Cole is a reminder that pitchers are fine, until they’re not. He came back to camp, made one good start and showed no sign of the issues from 2024. If it is a UCL sprain, that has almost nothing to do with last year’s issue, or the pitching he did, or something he changed. (I don’t know that he changed anything.) As I said, we should have certainty on this soon and we’ll have to figure out where the Yankees go after that.
What is more clear is that the Yankees aren’t any better at preventing injuries than anyone else. This is despite some great people and some focus on this, and a reminder that no one is seemingly very good at one of the most expensive problem that baseball has. For all the talk of the $550 million dollar ESPN deal that was just opted out of, MLB loses that much on pitching injuries regularly and without much effort to change it.
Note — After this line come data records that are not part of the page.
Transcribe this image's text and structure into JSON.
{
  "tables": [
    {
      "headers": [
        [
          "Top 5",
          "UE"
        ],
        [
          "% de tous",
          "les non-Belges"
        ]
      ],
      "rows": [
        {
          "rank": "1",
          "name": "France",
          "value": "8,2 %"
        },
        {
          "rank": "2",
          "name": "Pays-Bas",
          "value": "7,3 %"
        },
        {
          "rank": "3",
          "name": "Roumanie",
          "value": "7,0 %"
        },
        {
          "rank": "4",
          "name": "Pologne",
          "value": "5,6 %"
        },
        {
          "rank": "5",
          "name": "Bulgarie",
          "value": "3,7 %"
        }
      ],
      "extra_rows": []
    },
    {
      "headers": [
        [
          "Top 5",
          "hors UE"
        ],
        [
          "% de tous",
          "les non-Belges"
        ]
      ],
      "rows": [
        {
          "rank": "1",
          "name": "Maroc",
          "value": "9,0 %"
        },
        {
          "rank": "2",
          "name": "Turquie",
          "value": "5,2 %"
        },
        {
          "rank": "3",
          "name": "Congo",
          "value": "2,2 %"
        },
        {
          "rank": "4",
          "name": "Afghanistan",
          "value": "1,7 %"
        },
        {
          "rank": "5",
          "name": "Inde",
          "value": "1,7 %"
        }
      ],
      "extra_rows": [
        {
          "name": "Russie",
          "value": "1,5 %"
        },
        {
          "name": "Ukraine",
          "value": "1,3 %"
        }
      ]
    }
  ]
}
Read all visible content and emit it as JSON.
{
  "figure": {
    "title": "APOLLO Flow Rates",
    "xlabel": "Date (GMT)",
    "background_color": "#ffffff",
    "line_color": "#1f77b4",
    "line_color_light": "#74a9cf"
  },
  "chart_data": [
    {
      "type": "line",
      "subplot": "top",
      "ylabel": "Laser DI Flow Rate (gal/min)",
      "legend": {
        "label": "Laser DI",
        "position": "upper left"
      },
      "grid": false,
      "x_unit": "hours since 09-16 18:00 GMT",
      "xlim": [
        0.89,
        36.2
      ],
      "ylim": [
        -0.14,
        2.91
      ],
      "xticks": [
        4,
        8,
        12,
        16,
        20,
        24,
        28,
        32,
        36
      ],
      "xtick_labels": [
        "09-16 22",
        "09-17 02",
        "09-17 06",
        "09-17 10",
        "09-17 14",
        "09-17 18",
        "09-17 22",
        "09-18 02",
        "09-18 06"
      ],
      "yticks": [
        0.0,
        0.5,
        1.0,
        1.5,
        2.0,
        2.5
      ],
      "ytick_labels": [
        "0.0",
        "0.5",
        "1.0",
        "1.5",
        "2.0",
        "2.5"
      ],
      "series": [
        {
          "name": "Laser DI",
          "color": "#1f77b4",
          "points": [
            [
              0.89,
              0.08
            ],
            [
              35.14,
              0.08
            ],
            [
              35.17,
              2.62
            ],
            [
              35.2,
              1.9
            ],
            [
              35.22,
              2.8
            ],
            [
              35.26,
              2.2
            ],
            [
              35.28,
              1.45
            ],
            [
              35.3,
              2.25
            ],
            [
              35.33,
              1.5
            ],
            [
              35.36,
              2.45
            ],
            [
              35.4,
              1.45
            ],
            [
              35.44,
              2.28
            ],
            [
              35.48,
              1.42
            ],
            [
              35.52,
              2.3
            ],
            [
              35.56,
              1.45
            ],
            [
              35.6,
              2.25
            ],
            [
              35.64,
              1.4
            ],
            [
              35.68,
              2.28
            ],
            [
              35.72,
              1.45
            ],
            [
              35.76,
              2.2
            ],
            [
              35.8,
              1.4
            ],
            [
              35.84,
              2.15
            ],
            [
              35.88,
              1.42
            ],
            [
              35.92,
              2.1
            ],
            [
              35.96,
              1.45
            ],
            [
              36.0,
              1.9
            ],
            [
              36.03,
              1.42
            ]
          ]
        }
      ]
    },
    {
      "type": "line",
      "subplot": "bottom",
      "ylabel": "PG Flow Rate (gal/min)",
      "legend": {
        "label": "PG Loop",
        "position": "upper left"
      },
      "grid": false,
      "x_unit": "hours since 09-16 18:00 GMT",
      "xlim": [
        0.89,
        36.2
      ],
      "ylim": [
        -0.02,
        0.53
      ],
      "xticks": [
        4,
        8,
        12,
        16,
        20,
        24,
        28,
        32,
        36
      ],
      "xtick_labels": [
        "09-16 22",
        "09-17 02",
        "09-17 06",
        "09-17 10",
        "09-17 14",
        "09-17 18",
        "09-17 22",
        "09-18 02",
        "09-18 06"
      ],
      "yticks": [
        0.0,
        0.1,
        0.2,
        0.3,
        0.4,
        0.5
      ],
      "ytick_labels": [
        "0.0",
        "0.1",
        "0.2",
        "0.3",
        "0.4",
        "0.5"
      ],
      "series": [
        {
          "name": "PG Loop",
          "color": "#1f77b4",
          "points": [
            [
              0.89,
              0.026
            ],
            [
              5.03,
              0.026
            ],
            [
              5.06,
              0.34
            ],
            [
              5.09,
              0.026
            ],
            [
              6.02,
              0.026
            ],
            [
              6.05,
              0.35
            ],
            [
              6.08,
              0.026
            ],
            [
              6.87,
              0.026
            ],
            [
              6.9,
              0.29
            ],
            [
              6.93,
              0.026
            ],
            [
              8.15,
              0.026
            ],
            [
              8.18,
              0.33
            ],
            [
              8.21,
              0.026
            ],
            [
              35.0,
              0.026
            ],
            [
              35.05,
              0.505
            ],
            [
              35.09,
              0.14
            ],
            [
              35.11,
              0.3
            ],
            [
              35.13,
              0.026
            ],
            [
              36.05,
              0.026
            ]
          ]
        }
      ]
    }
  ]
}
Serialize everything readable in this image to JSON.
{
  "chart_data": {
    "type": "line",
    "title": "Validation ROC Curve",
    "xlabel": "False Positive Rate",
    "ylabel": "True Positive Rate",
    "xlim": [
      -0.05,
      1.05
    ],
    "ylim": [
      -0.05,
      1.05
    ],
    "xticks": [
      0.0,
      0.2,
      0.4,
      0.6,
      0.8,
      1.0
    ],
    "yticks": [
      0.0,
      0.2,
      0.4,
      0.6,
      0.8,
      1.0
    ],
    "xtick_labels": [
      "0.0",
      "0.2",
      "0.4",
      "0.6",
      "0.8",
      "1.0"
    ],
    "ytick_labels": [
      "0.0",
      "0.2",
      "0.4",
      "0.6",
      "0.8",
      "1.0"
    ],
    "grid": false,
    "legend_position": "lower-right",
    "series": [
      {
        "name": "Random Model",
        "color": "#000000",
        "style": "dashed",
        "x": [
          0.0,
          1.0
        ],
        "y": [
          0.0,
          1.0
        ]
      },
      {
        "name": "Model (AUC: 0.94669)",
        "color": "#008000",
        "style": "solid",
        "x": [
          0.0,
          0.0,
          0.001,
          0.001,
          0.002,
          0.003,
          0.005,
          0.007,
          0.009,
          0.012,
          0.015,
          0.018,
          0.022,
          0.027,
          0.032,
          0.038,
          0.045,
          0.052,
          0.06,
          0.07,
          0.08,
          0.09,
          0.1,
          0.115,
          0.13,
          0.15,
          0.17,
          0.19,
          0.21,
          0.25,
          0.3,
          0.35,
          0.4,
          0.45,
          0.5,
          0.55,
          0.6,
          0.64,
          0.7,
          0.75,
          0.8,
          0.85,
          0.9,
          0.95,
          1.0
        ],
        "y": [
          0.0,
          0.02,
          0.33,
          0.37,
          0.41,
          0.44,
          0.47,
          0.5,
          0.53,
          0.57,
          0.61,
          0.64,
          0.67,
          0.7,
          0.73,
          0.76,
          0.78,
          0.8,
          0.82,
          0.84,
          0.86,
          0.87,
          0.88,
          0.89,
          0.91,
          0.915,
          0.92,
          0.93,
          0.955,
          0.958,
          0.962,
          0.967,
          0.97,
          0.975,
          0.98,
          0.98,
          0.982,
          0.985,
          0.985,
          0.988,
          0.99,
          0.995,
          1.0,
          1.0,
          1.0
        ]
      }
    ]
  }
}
Maybe it’s time for a league wide effort to save some money and some arms.
GIANCARLO STANTON, DH NYY (inflamed elbows)
More bad news for the Yankees, as Giancarlo Stanton’s situation is almost exactly as I described it last week. “Severe” injuries in each elbow reads as tendonosis rather than the “tennis elbow” it was initially presented as. They likely went though all the managements and explored possibilities, but surgery is the most likely option. Not a good one, as scraping out dead tendon isn’t going to fix the issue completely and creates a problematic rehab, especially since this is bilateral.
While people are still talking in weeks and months for Stanton’s return, this feels more and more like a season ender and potentially a career ender. I don’t want to go way out over my skis on this one, as he could and seems to want to come back more quickly, but there’s just no comparable cases to base a return off of. He’ll be the first and that’s always difficult to read. Who knows, maybe it will be easy, but since no one we know of has ever done it, the success rate is currently 0 percent.
Focus on the surgery here. Having it would cost Stanton all of 2025 at a minimum. If there’s a lesser therapy out there that could get him back, I think both Stanton and the Yankees would be trying it. If surgery is the option, it’s the last one left to them. Even the best case scenarios now have Stanton playing a bit more than half the season, leaving the DH slot open to see how the Yankees elect to move things around and use that flexibility.